Publication Overview: Principles of the Law of Software Contracts

At The American Law Institute's 2009 Annual meeting, the final draft of the Principles of the Law of Software Contracts was approved.

Reporter and associate reporter for the project were, respectively, Professor Hillman from Cornell Law School, and Professor O’Rourke, from Boston University School of Law. While advisors for the project included Legal scholars, private sector lawyers, and judges.

As stated in the forward by Lance Liebman, Director of The American Law Institute, Principles of the Law of Software Contracts is valuable guidance material for four reasons:

  • First, it recommends legal principles on issues posed by new technology.
  • Second, it addresses issues that often come to state and federal judges without adequate guidance from state commercial law statutes or from federal intellectual property laws.
  • Third, it draws, by convincing analogy, on traditional legal doctrine that history has tested for efficiency and fairness.
  • Fourth, it is the result cooperative work an expert on contract/commercial law and expert on IP law.
The publication “seek[s] to clarify and unify the law of software transactions.” Such action is needed, in the eyes of the authors, because of the “current legal vacuum” in the law of software contracts. Rather than giving simply an organized restatement of the law, Principles of the Law of Software Contracts “accounts for the case law and recommends best practices.” In the words of the authors, “a ‘Principles’ project is not the law unless and until a court adopts it. Courts can apply the Principles as definitive rules, as a ‘gloss’ on the common law, U.C.C. Article 2, or other statutes, or not at all.” Nevertheless, many would agree that the process of pulling available law together while providing comments will be an important stage in the growth of software law.

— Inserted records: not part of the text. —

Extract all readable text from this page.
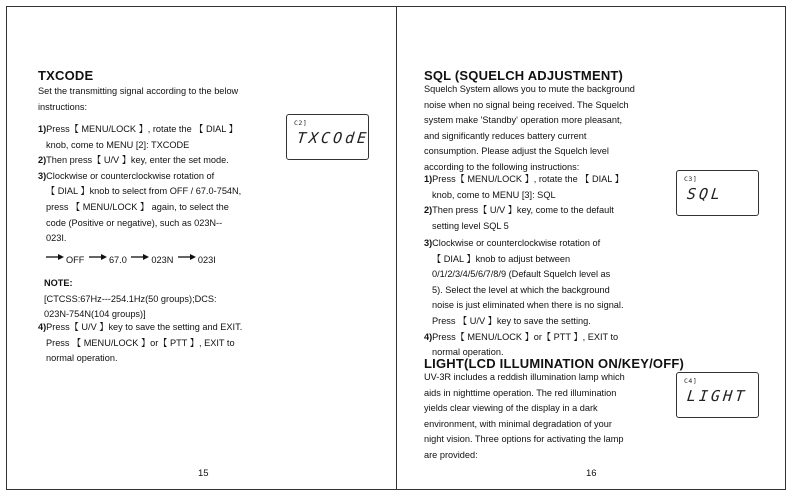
TXCODE
Set the transmitting signal according to the below
instructions:
1)Press【 MENU/LOCK 】, rotate the 【 DIAL 】
knob, come to MENU [2]: TXCODE
2)Then press【 U/V 】key, enter the set mode.
3)Clockwise or counterclockwise rotation of
【 DIAL 】knob to select from OFF / 67.0-754N,
press 【 MENU/LOCK 】 again, to select the
code (Positive or negative), such as 023N--
023I.
OFF	67.0	023N	023I
NOTE:
[CTCSS:67Hz---254.1Hz(50 groups);DCS:
023N-754N(104 groups)]
4)Press【 U/V 】key to save the setting and EXIT.
Press 【 MENU/LOCK 】or【 PTT 】, EXIT to
normal operation.
C2]
TXCOdE
15
SQL (SQUELCH ADJUSTMENT)
Squelch System allows you to mute the background
noise when no signal being received. The Squelch
system make 'Standby' operation more pleasant,
and significantly reduces battery current
consumption. Please adjust the Squelch level
according to the following instructions:
1)Press【 MENU/LOCK 】, rotate the 【 DIAL 】
knob, come to MENU [3]: SQL
2)Then press【 U/V 】key, come to the default
setting level SQL 5
3)Clockwise or counterclockwise rotation of
【 DIAL 】knob to adjust between
0/1/2/3/4/5/6/7/8/9 (Default Squelch level as
5). Select the level at which the background
noise is just eliminated when there is no signal.
Press 【 U/V 】key to save the setting.
4)Press【 MENU/LOCK 】or【 PTT 】, EXIT to
normal operation.
C3]
SQL
LIGHT(LCD ILLUMINATION ON/KEY/OFF)
UV-3R includes a reddish illumination lamp which
aids in nighttime operation. The red illumination
yields clear viewing of the display in a dark
environment, with minimal degradation of your
night vision. Three options for activating the lamp
are provided:
C4]
LIGHT
16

Among the issues addressed in Software Principles are:

  1. What falls under the scope of software contract law and what is not included;
  2. How to classify software agreements under the law (i.e. – as a sale or as a license);
  3. The process of software contract formation;
  4. Terms of software contracts;
  5. When the contract arises;
  6. Whether contracting parties are free to broaden or narrow the protections of federal and state intellectual property law;
  7. The amount of quality protection for software users; and
  8. The range of remedies software providers may employ.

Though it remains to be seen to what extent courts will adopt the Principles of the Law of Software Contracts, the publication should be considered when drafting a software contract and is sure to be influential in the field.